Polisi Kantongi Nama Pelaku yang Terlibat Perang Suku di Adonara
Polisi sudah mengantongi sejumlah nama yang terlibat dalam kasus pembantaian di Desa Sandosi, Kecamatan Witihama, Flores Timur, Nusa Tenggara Timur. Enam orang tewas dalam peristiwa perang suku itu.
Oleh
KORNELIS KEWA AMA
·3 menit baca
ADONARA, KOMPAS — Polisi sudah mengantongi sejumlah nama yang terlibat dalam kasus pembantaian di Desa Sandosi, Kecamatan Witihama, Flores Timur, Nusa Tenggara Timur. Enam orang tewas dalam peristiwa perang suku itu.
Sebelumnya diberitakan suku Kwaelaga dan suku Lama Tokan, di Desa Sandosi, Adonara, bersengketa tanah. Sengketa itu berujung perang suku pada Kamis (5/3/2020).
Kepala Kepolisian Resor Flores Timur (Flotim) Ajun Komisaris Besar Dennys Abraham yang masih berada di Adonara, Minggu (8/3/2020), mengatakan, proses pemanggilan terhadap saksi dan pelaku belum dilakukan meski korban sudah dimakamkan.
Polisi hingga kini masih fokus menjaga keamanan dan ketertiban warga dua suku yang bertikai, yakni Kwaelaga dan suku Lama Tokan, Desa Sandosi. Pelaku pembunuhan akan diproses setelah selesai hari nebo, atau hari ketiga seusai upacara.
”Sesuai kesepakatan kepala desa, tokoh adat, dan tokoh masyarakat dari kedua pihak, seusai hari nebo atau tiga hari setelah pemakaman, proses hukum akan dilakukan. Senin, 9 Maret, mereka mulai dipanggil untuk dimintai keterangan,” kata Dennys.

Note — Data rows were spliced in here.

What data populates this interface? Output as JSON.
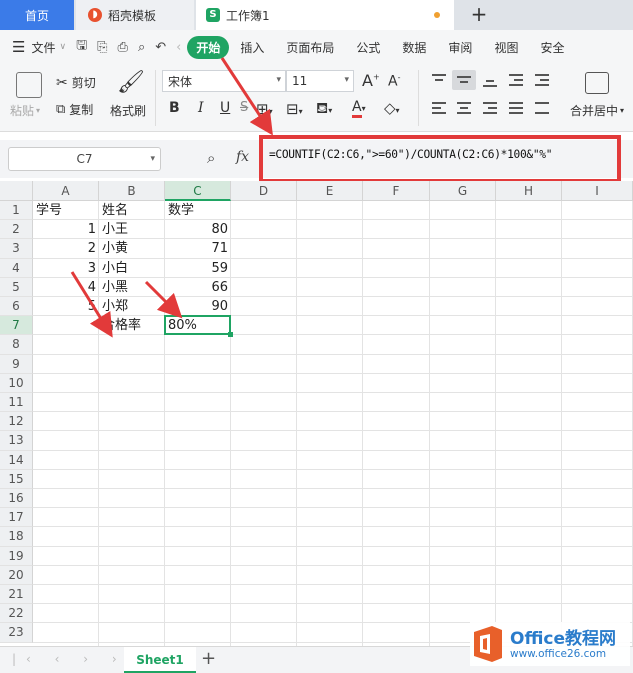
{
  "tabs": {
    "home": "首页",
    "docer": "稻壳模板",
    "workbook": "工作簿1",
    "s_icon": "S"
  },
  "menu": {
    "file": "文件",
    "start": "开始",
    "insert": "插入",
    "page_layout": "页面布局",
    "formula": "公式",
    "data": "数据",
    "review": "审阅",
    "view": "视图",
    "security": "安全"
  },
  "ribbon": {
    "paste": "粘贴",
    "cut": "剪切",
    "copy": "复制",
    "format_painter": "格式刷",
    "font_name": "宋体",
    "font_size": "11",
    "bold": "B",
    "italic": "I",
    "underline": "U",
    "grow_font": "A",
    "shrink_font": "A",
    "font_color": "A",
    "merge_center": "合并居中"
  },
  "formula_bar": {
    "name_box": "C7",
    "fx": "fx",
    "formula": "=COUNTIF(C2:C6,\">=60\")/COUNTA(C2:C6)*100&\"%\""
  },
  "grid": {
    "columns": [
      "A",
      "B",
      "C",
      "D",
      "E",
      "F",
      "G",
      "H",
      "I"
    ],
    "rows": [
      "1",
      "2",
      "3",
      "4",
      "5",
      "6",
      "7",
      "8",
      "9",
      "10",
      "11",
      "12",
      "13",
      "14",
      "15",
      "16",
      "17",
      "18",
      "19",
      "20",
      "21",
      "22",
      "23"
    ],
    "cells": {
      "A1": "学号",
      "B1": "姓名",
      "C1": "数学",
      "A2": "1",
      "B2": "小王",
      "C2": "80",
      "A3": "2",
      "B3": "小黄",
      "C3": "71",
      "A4": "3",
      "B4": "小白",
      "C4": "59",
      "A5": "4",
      "B5": "小黑",
      "C5": "66",
      "A6": "5",
      "B6": "小郑",
      "C6": "90",
      "B7": "合格率",
      "C7": "80%"
    },
    "selected_cell": "C7"
  },
  "sheets": {
    "active": "Sheet1",
    "add": "+"
  },
  "watermark": {
    "title": "Office教程网",
    "url": "www.office26.com"
  },
  "colors": {
    "accent": "#1fa463",
    "home_tab": "#3b7be8",
    "highlight": "#e23a3a",
    "watermark": "#2a7ccb"
  }
}
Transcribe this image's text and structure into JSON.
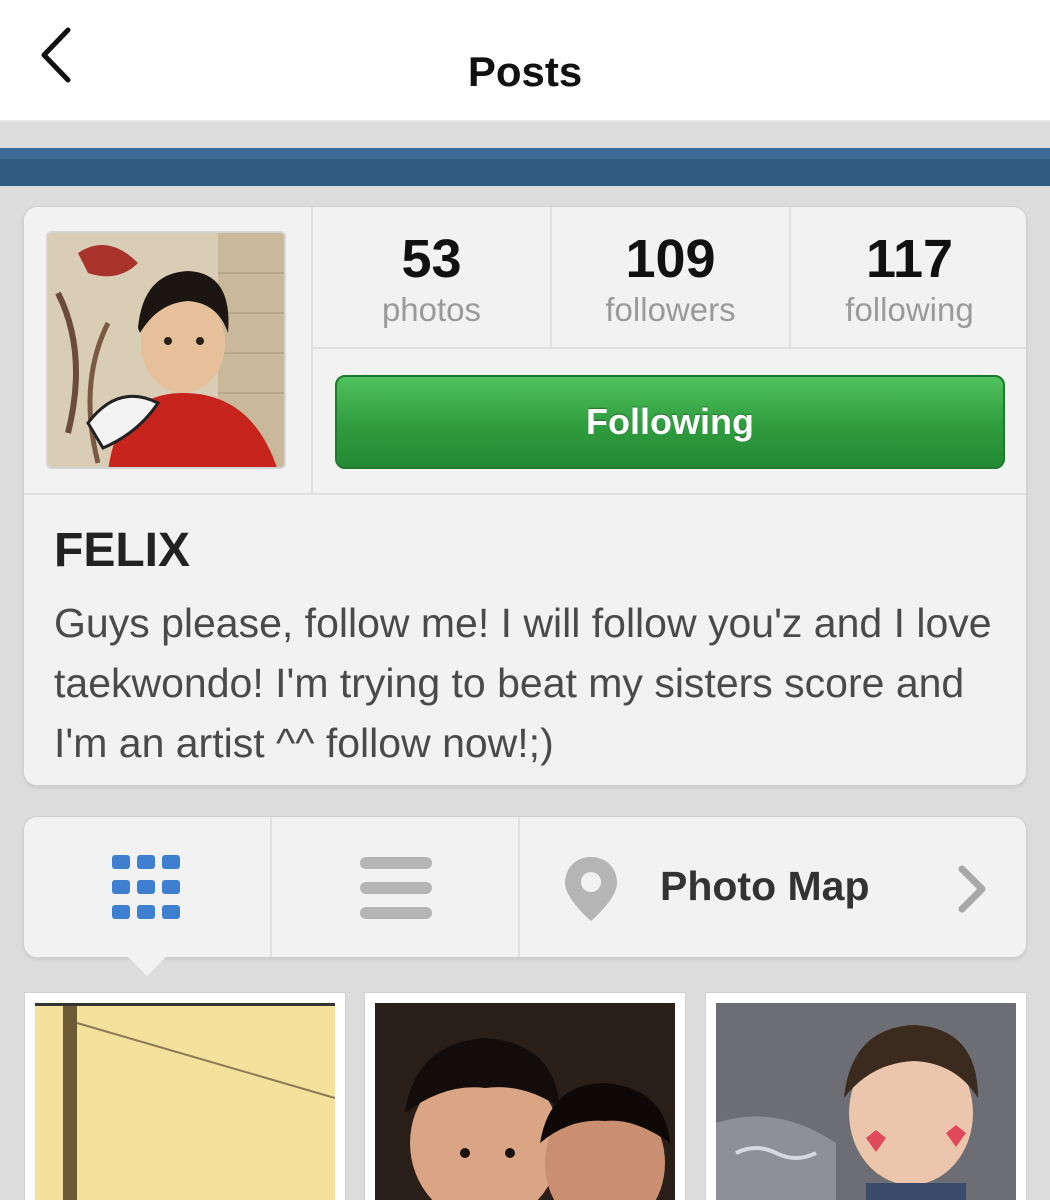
{
  "header": {
    "back_icon": "chevron-left-icon",
    "title": "Posts"
  },
  "profile": {
    "stats": [
      {
        "value": "53",
        "label": "photos"
      },
      {
        "value": "109",
        "label": "followers"
      },
      {
        "value": "117",
        "label": "following"
      }
    ],
    "follow_button": "Following",
    "name": "FELIX",
    "bio": "Guys please, follow me! I will follow you'z and I love taekwondo! I'm trying to beat my sisters score and I'm an artist ^^ follow now!;)"
  },
  "view_switcher": {
    "grid_icon": "grid-icon",
    "list_icon": "list-icon",
    "map_icon": "map-pin-icon",
    "map_label": "Photo Map",
    "chevron_icon": "chevron-right-icon"
  },
  "colors": {
    "accent_blue": "#3f7fcf",
    "follow_green": "#2f9c3e",
    "nav_strip": "#2f5a82"
  }
}
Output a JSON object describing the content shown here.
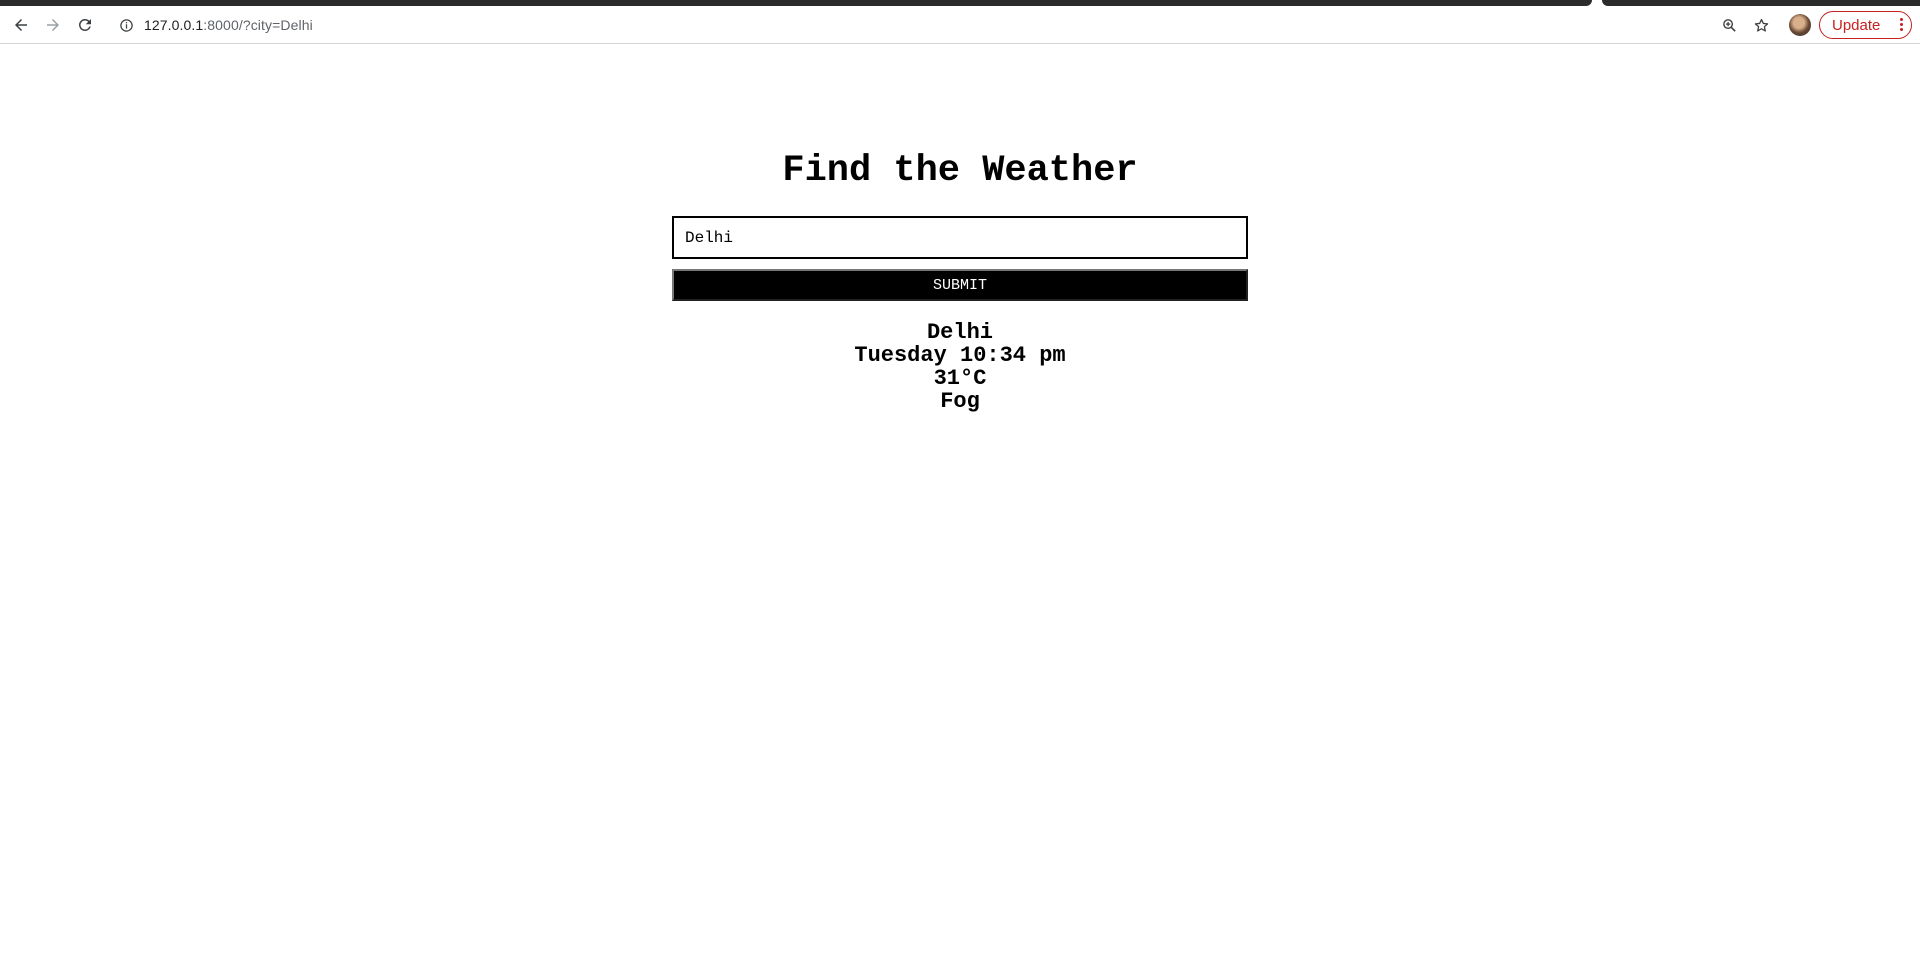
{
  "browser": {
    "url_host": "127.0.0.1",
    "url_rest": ":8000/?city=Delhi",
    "update_label": "Update",
    "icons": {
      "back": "back-arrow-icon",
      "forward": "forward-arrow-icon",
      "reload": "reload-icon",
      "info": "site-info-icon",
      "zoom": "zoom-icon",
      "bookmark": "star-icon",
      "menu": "kebab-menu-icon"
    },
    "accent_color": "#c5221f"
  },
  "app": {
    "title": "Find the Weather",
    "city_input_value": "Delhi",
    "submit_label": "SUBMIT"
  },
  "weather": {
    "city": "Delhi",
    "datetime": "Tuesday 10:34 pm",
    "temperature": "31°C",
    "description": "Fog"
  }
}
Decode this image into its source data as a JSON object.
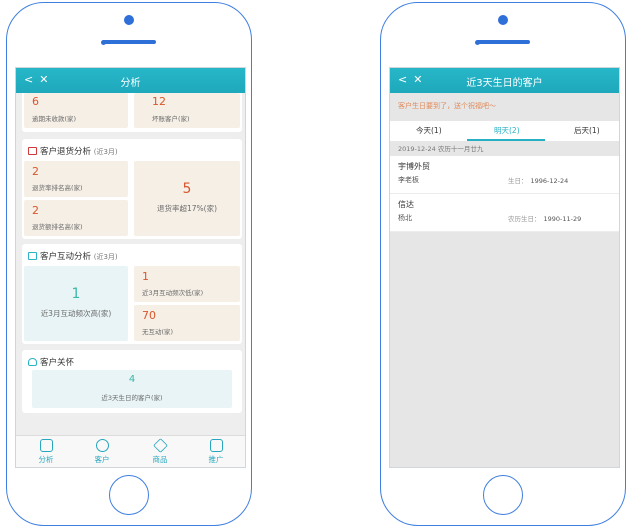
{
  "left_phone": {
    "title": "分析",
    "top_metrics": [
      {
        "value": "6",
        "label": "逾期未收款(家)"
      },
      {
        "value": "12",
        "label": "坏账客户(家)"
      }
    ],
    "return_analysis": {
      "title": "客户退货分析",
      "period": "(近3月)",
      "items": [
        {
          "value": "2",
          "label": "退货率排名高(家)"
        },
        {
          "value": "2",
          "label": "退货额排名高(家)"
        }
      ],
      "big": {
        "value": "5",
        "label": "退货率超17%(家)"
      }
    },
    "interaction_analysis": {
      "title": "客户互动分析",
      "period": "(近3月)",
      "big": {
        "value": "1",
        "label": "近3月互动频次高(家)"
      },
      "items": [
        {
          "value": "1",
          "label": "近3月互动频次低(家)"
        },
        {
          "value": "70",
          "label": "无互动(家)"
        }
      ]
    },
    "care": {
      "title": "客户关怀",
      "value": "4",
      "label": "近3天生日的客户(家)"
    },
    "tabs": [
      {
        "label": "分析",
        "icon": "chart-icon"
      },
      {
        "label": "客户",
        "icon": "customer-icon"
      },
      {
        "label": "商品",
        "icon": "goods-icon"
      },
      {
        "label": "推广",
        "icon": "share-icon"
      }
    ]
  },
  "right_phone": {
    "title": "近3天生日的客户",
    "notice": "客户生日要到了，送个祝福吧～",
    "day_tabs": [
      {
        "label": "今天(1)"
      },
      {
        "label": "明天(2)"
      },
      {
        "label": "后天(1)"
      }
    ],
    "date_line": "2019-12-24  农历十一月廿九",
    "customers": [
      {
        "company": "宇博外贸",
        "contact": "李老板",
        "birthday_label": "生日：",
        "birthday": "1996-12-24"
      },
      {
        "company": "信达",
        "contact": "杨北",
        "birthday_label": "农历生日：",
        "birthday": "1990-11-29"
      }
    ]
  }
}
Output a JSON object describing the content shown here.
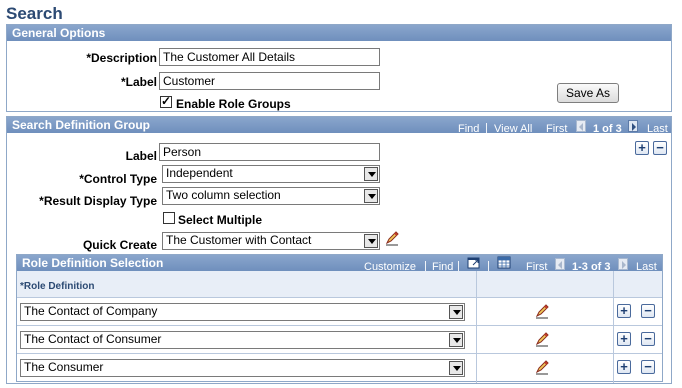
{
  "page": {
    "title": "Search"
  },
  "general_options": {
    "header": "General Options",
    "description_label": "*Description",
    "description_value": "The Customer All Details",
    "label_label": "*Label",
    "label_value": "Customer",
    "enable_role_groups_label": "Enable Role Groups",
    "enable_role_groups_checked": true,
    "save_as_label": "Save As"
  },
  "search_definition_group": {
    "header": "Search Definition Group",
    "nav": {
      "find": "Find",
      "sep": "|",
      "view_all": "View All",
      "first": "First",
      "range": "1 of 3",
      "last": "Last"
    },
    "label_label": "Label",
    "label_value": "Person",
    "control_type_label": "*Control Type",
    "control_type_value": "Independent",
    "result_display_type_label": "*Result Display Type",
    "result_display_type_value": "Two column selection",
    "select_multiple_label": "Select Multiple",
    "select_multiple_checked": false,
    "quick_create_label": "Quick Create",
    "quick_create_value": "The Customer with Contact"
  },
  "role_definition_selection": {
    "header": "Role Definition Selection",
    "nav": {
      "customize": "Customize",
      "sep": "|",
      "find": "Find",
      "first": "First",
      "range": "1-3 of 3",
      "last": "Last"
    },
    "column_header": "*Role Definition",
    "rows": [
      {
        "value": "The Contact of Company"
      },
      {
        "value": "The Contact of Consumer"
      },
      {
        "value": "The Consumer"
      }
    ]
  },
  "icons": {
    "add": "+",
    "remove": "−"
  },
  "colors": {
    "title": "#2c4a73",
    "panel_header": "#7594c0",
    "panel_border": "#8fa8c8"
  }
}
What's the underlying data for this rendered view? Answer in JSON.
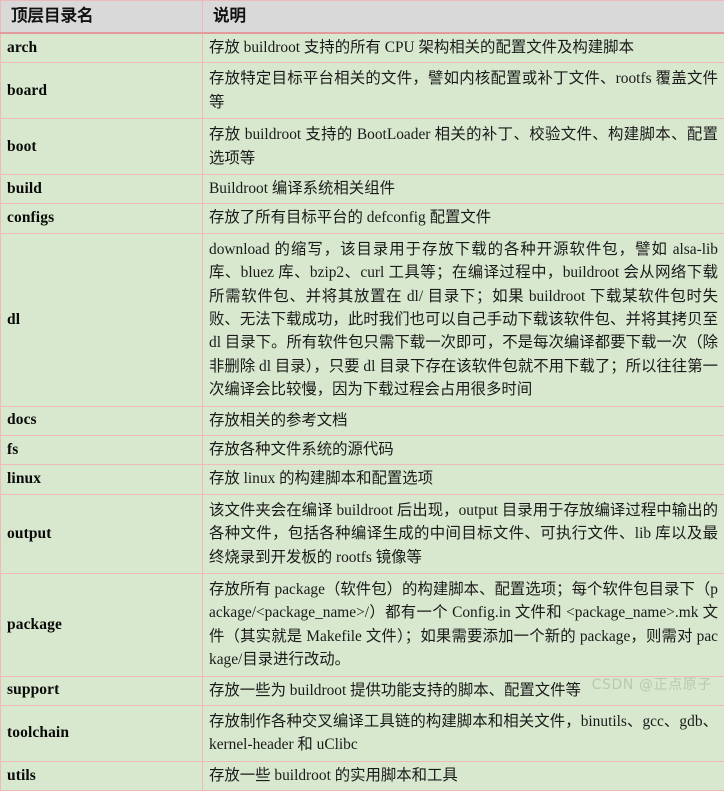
{
  "table": {
    "headers": {
      "name": "顶层目录名",
      "description": "说明"
    },
    "rows": [
      {
        "name": "arch",
        "description": "存放 buildroot 支持的所有 CPU 架构相关的配置文件及构建脚本"
      },
      {
        "name": "board",
        "description": "存放特定目标平台相关的文件，譬如内核配置或补丁文件、rootfs 覆盖文件等"
      },
      {
        "name": "boot",
        "description": "存放 buildroot 支持的 BootLoader 相关的补丁、校验文件、构建脚本、配置选项等"
      },
      {
        "name": "build",
        "description": "Buildroot 编译系统相关组件"
      },
      {
        "name": "configs",
        "description": "存放了所有目标平台的 defconfig 配置文件"
      },
      {
        "name": "dl",
        "description": "download 的缩写，该目录用于存放下载的各种开源软件包，譬如 alsa-lib 库、bluez 库、bzip2、curl 工具等；在编译过程中，buildroot 会从网络下载所需软件包、并将其放置在 dl/ 目录下；如果 buildroot 下载某软件包时失败、无法下载成功，此时我们也可以自己手动下载该软件包、并将其拷贝至 dl 目录下。所有软件包只需下载一次即可，不是每次编译都要下载一次（除非删除 dl 目录），只要 dl 目录下存在该软件包就不用下载了；所以往往第一次编译会比较慢，因为下载过程会占用很多时间"
      },
      {
        "name": "docs",
        "description": "存放相关的参考文档"
      },
      {
        "name": "fs",
        "description": "存放各种文件系统的源代码"
      },
      {
        "name": "linux",
        "description": "存放 linux 的构建脚本和配置选项"
      },
      {
        "name": "output",
        "description": "该文件夹会在编译 buildroot 后出现，output 目录用于存放编译过程中输出的各种文件，包括各种编译生成的中间目标文件、可执行文件、lib 库以及最终烧录到开发板的 rootfs 镜像等"
      },
      {
        "name": "package",
        "description": "存放所有 package（软件包）的构建脚本、配置选项；每个软件包目录下（package/<package_name>/）都有一个 Config.in 文件和 <package_name>.mk 文件（其实就是 Makefile 文件）；如果需要添加一个新的 package，则需对 package/目录进行改动。"
      },
      {
        "name": "support",
        "description": "存放一些为 buildroot 提供功能支持的脚本、配置文件等"
      },
      {
        "name": "toolchain",
        "description": "存放制作各种交叉编译工具链的构建脚本和相关文件，binutils、gcc、gdb、kernel-header 和 uClibc"
      },
      {
        "name": "utils",
        "description": "存放一些 buildroot 的实用脚本和工具"
      }
    ]
  },
  "watermark": {
    "text": "CSDN @正点原子"
  },
  "colors": {
    "header_background": "#d9d9d9",
    "body_background": "#d8e8ce",
    "border": "#f0b9b9",
    "text": "#1a1a1a",
    "watermark": "#b9c9b0"
  }
}
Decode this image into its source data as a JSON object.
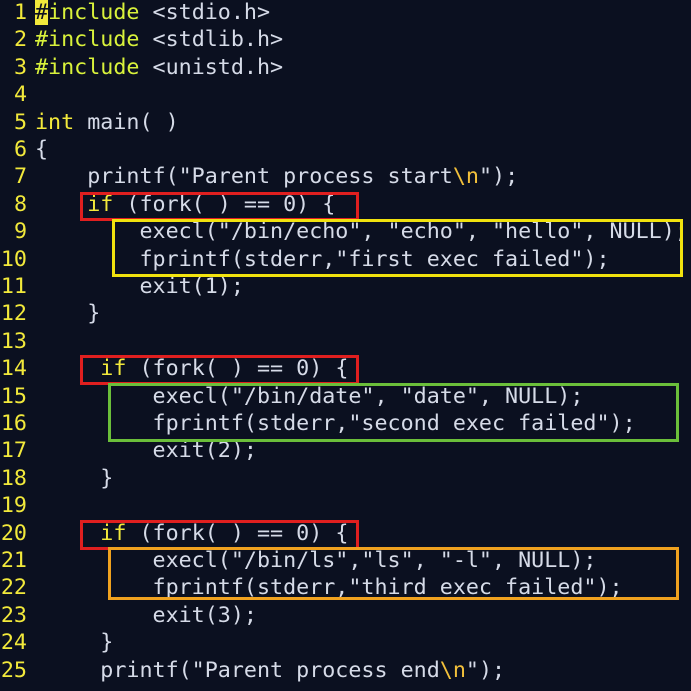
{
  "colors": {
    "background": "#0b1020",
    "line_number": "#f2e93b",
    "code_text": "#d6dbe8",
    "keyword": "#f2e93b",
    "escape": "#f2c03b",
    "cursor": "#f2e93b",
    "box_red": "#e01f1f",
    "box_yellow": "#f1e20e",
    "box_green": "#6bbf3a",
    "box_orange": "#f0a21f"
  },
  "lines": [
    {
      "n": "1",
      "parts": [
        [
          "cursor",
          "#"
        ],
        [
          "pp",
          "include"
        ],
        [
          "hdr",
          " <stdio.h>"
        ]
      ]
    },
    {
      "n": "2",
      "parts": [
        [
          "pp",
          "#include"
        ],
        [
          "hdr",
          " <stdlib.h>"
        ]
      ]
    },
    {
      "n": "3",
      "parts": [
        [
          "pp",
          "#include"
        ],
        [
          "hdr",
          " <unistd.h>"
        ]
      ]
    },
    {
      "n": "4",
      "parts": []
    },
    {
      "n": "5",
      "parts": [
        [
          "type",
          "int"
        ],
        [
          "fn",
          " main( )"
        ]
      ]
    },
    {
      "n": "6",
      "parts": [
        [
          "punc",
          "{"
        ]
      ]
    },
    {
      "n": "7",
      "parts": [
        [
          "fn",
          "    printf(\"Parent process start"
        ],
        [
          "esc",
          "\\n"
        ],
        [
          "fn",
          "\");"
        ]
      ]
    },
    {
      "n": "8",
      "parts": [
        [
          "kw",
          "    if"
        ],
        [
          "fn",
          " (fork( ) == 0) {"
        ]
      ]
    },
    {
      "n": "9",
      "parts": [
        [
          "fn",
          "        execl(\"/bin/echo\", \"echo\", \"hello\", NULL);"
        ]
      ]
    },
    {
      "n": "10",
      "parts": [
        [
          "fn",
          "        fprintf(stderr,\"first exec failed\");"
        ]
      ]
    },
    {
      "n": "11",
      "parts": [
        [
          "fn",
          "        exit(1);"
        ]
      ]
    },
    {
      "n": "12",
      "parts": [
        [
          "fn",
          "    }"
        ]
      ]
    },
    {
      "n": "13",
      "parts": []
    },
    {
      "n": "14",
      "parts": [
        [
          "kw",
          "     if"
        ],
        [
          "fn",
          " (fork( ) == 0) {"
        ]
      ]
    },
    {
      "n": "15",
      "parts": [
        [
          "fn",
          "         execl(\"/bin/date\", \"date\", NULL);"
        ]
      ]
    },
    {
      "n": "16",
      "parts": [
        [
          "fn",
          "         fprintf(stderr,\"second exec failed\");"
        ]
      ]
    },
    {
      "n": "17",
      "parts": [
        [
          "fn",
          "         exit(2);"
        ]
      ]
    },
    {
      "n": "18",
      "parts": [
        [
          "fn",
          "     }"
        ]
      ]
    },
    {
      "n": "19",
      "parts": []
    },
    {
      "n": "20",
      "parts": [
        [
          "kw",
          "     if"
        ],
        [
          "fn",
          " (fork( ) == 0) {"
        ]
      ]
    },
    {
      "n": "21",
      "parts": [
        [
          "fn",
          "         execl(\"/bin/ls\",\"ls\", \"-l\", NULL);"
        ]
      ]
    },
    {
      "n": "22",
      "parts": [
        [
          "fn",
          "         fprintf(stderr,\"third exec failed\");"
        ]
      ]
    },
    {
      "n": "23",
      "parts": [
        [
          "fn",
          "         exit(3);"
        ]
      ]
    },
    {
      "n": "24",
      "parts": [
        [
          "fn",
          "     }"
        ]
      ]
    },
    {
      "n": "25",
      "parts": [
        [
          "fn",
          "     printf(\"Parent process end"
        ],
        [
          "esc",
          "\\n"
        ],
        [
          "fn",
          "\");"
        ]
      ]
    }
  ]
}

Ia mengatakan, kedua pihak sepakat tidak mengulangi pertikaian serupa. Mereka ingin menyelesaikan kasus tanah dengan cara damai.
Kasus tanah itu mulai bergulir tahun 1980. Sudah beberapa kali difasilitasi pemkab, camat, dan kepala desa, tetapi tidak mencapai titik temu. Masing-masing suku, yakni Kwaelaga dan suku Lama Tokan, bersikeras mempertahankan lahan itu.
Ia mengatakan, Kepala Desa Sandosi mengetahui kasus itu. Sudah beberapa kali dilakukan upaya damai, tetapi tidak tercapai. Perselisihan memuncak saat suku Kwaelaga menanam bibit mangga dan kelapa di lokasi yang disengketakan pada Kamis (5/3/2020). Seusai ditanam, datang suku Lama Tokan. Mereka mendesak bibit itu dicabut karena berada di lokasi sengketa. Namun, pihak Kwaelaga menolak mencabut sendiri. Mereka mengizinkan suku Lama Tokan mencabut, tetapi ditolak Lama Tokan.
Kedua pihak lalu saling memaksa mencabut anakan itu. Namun, satu pun tidak berani mencabut. Sesuai kepercayaan masyarakat setempat, siapa yang mencabut anakan tanaman itu bakal mendapatkan kutukan sampai tujuh turunan.
”Kedua pihak ngotot dan beradu argumentasi di lahan sengketa. Sementara masing-masing pihak membawa senjata tajam berupa tombak dan parang. Maka terjadi perkelahian, yang menyebabkan kematian itu,” katanya.
Kedua pihak ngotot dan beradu argumentasi di lahan sengketa. Sementara masing-masing pihak membawa senjata tajam berupa tombak dan parang. Maka, terjadi perkelahian, yang menyebabkan kematian itu.
Dalam perkelahian itu, jumlah peserta dari suku Lama Tokan jauh lebih banyak dibandingkan suku Kwaelaga. Empat orang di pihak suku Kwaelaga meninggal, sedangkan suku Lama Tokan dua orang. Satu orang suku Kwaelaga sempat melarikan diri setelah melihat jumlah lawan lebih banyak, dan empat rekannya telah tewas bersimbah darah di tanah sengketa.
Tokoh masyarakat Adonara, Frans Duli, meminta masyarakat tidak lagi menyebarkan foto-foto keenam korban. Foto-foto itu sangat sadis dan tak berperikemanusiaan.
Penyebaran foto itu mengganggu perasaan dan terus mengusik hati nurani para keluarga korban. Bisa saja foto-foto sadis itu membangunkan kembali dendam kesumat anak dan cucu para korban.
Dosen Fakultas Hukum Undana Kupang, Karolus Kopong Medan, mengatakan, penyelesaian kasus itu secara hukum tetap dijalankan, menyangkut pembunuhan itu karena menyangkut tindak pidana. Namun, kasus sengketa tanah sulit diselesaikan secara hukum formil.
”Saya tetap usul agar penyelesaian tanah yang disengketakan di Sandosi secara hukum adat. Tetapi harus dilakukan tokoh adat yang disetujui dan diakui kedua pihak terkait kapabilitas dan integritas tokoh itu,” kata Kopong Medan.